En ce qui concerne le gaz naturel, les prix en Europe et en Asie, deux zones très importatrices de gaz naturel, ont très fortement augmenté. Plusieurs raisons expliquent cela mais les deux principales sont la très forte baisse des livraisons russes de gaz à l’Europe et la diminution temporaire de production d’électricité à partir des centrales à charbon (fermetures), des sources éoliennes (moins de vent) et du nucléaire (réacteurs à l’arrêt), qui a induit un report sur le gaz naturel. Cela a également participé à la forte hausse des prix de l’électricité dans ces zones, une hausse répercutée partiellement ou en totalité dans les prix de vente par les entreprises. Cela a également participé à une forte hausse du prix des métaux, dont les usines de production sont très énergivores.

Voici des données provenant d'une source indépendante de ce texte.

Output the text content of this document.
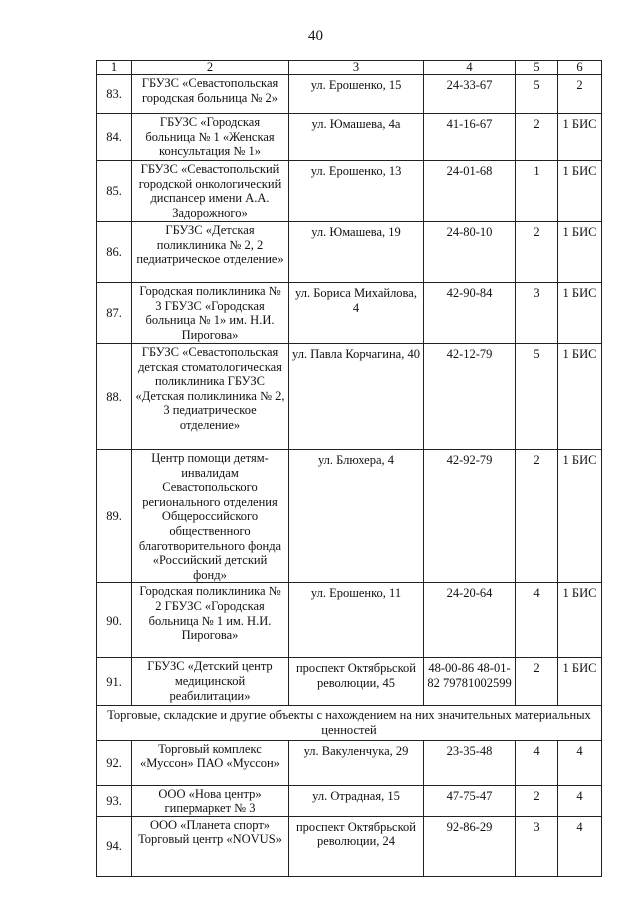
40
1	2	3	4	5	6
83.	ГБУЗС «Севастопольская городская больница № 2»	ул. Ерошенко, 15	24-33-67	5	2
84.	ГБУЗС «Городская больница № 1 «Женская консультация № 1»	ул. Юмашева, 4а	41-16-67	2	1 БИС
85.	ГБУЗС «Севастопольский городской онкологический диспансер имени А.А. Задорожного»	ул. Ерошенко, 13	24-01-68	1	1 БИС
86.	ГБУЗС «Детская поликлиника № 2, 2 педиатрическое отделение»	ул. Юмашева, 19	24-80-10	2	1 БИС
87.	Городская поликлиника № 3 ГБУЗС «Городская больница № 1» им. Н.И. Пирогова»	ул. Бориса Михайлова, 4	42-90-84	3	1 БИС
88.	ГБУЗС «Севастопольская детская стоматологическая поликлиника ГБУЗС «Детская поликлиника № 2, 3 педиатрическое отделение»	ул. Павла Корчагина, 40	42-12-79	5	1 БИС
89.	Центр помощи детям-инвалидам Севастопольского регионального отделения Общероссийского общественного благотворительного фонда «Российский детский фонд»	ул. Блюхера, 4	42-92-79	2	1 БИС
90.	Городская поликлиника № 2 ГБУЗС «Городская больница № 1 им. Н.И. Пирогова»	ул. Ерошенко, 11	24-20-64	4	1 БИС
91.	ГБУЗС «Детский центр медицинской реабилитации»	проспект Октябрьской революции, 45	48-00-86 48-01-82 79781002599	2	1 БИС
Торговые, складские и другие объекты с нахождением на них значительных материальных ценностей					
92.	Торговый комплекс «Муссон» ПАО «Муссон»	ул. Вакуленчука, 29	23-35-48	4	4
93.	ООО «Нова центр» гипермаркет № 3	ул. Отрадная, 15	47-75-47	2	4
94.	ООО «Планета спорт» Торговый центр «NOVUS»	проспект Октябрьской революции, 24	92-86-29	3	4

L’inflation alimentaire a également fortement accéléré en 2021. Si l’on prend l’indice FAO des prix alimentaires mondiaux, celui-ci a progressé en moyenne de 28,1% en 2021 par rapport à 2020 avec une progression de l’indice dans tous les sous-secteurs (céréales, huiles, viande, produits laitiers, sucre…). Cette forte hausse résulte à la fois d’une augmentation de la demande, d’une offre plus limitée pour certains aliments du fait de récoltes décevantes et des coûts élevés du fret sur la période.
Aux Etats-Unis, une flambée de l’inflation causée par une conjonction de facteurs
En décembre, l’inflation a atteint 7% en glissement annuel, soit le chiffre le plus élevé depuis 1982 et surtout très au-dessus de la cible de 2% de la Fed. La hausse des prix de l’énergie explique une bonne part de la progression de l’inflation en 2021 mais il convient de souligner que leur contribution sera nettement plus faible en 2022, en raison d’effets de base nettement plus défavorables.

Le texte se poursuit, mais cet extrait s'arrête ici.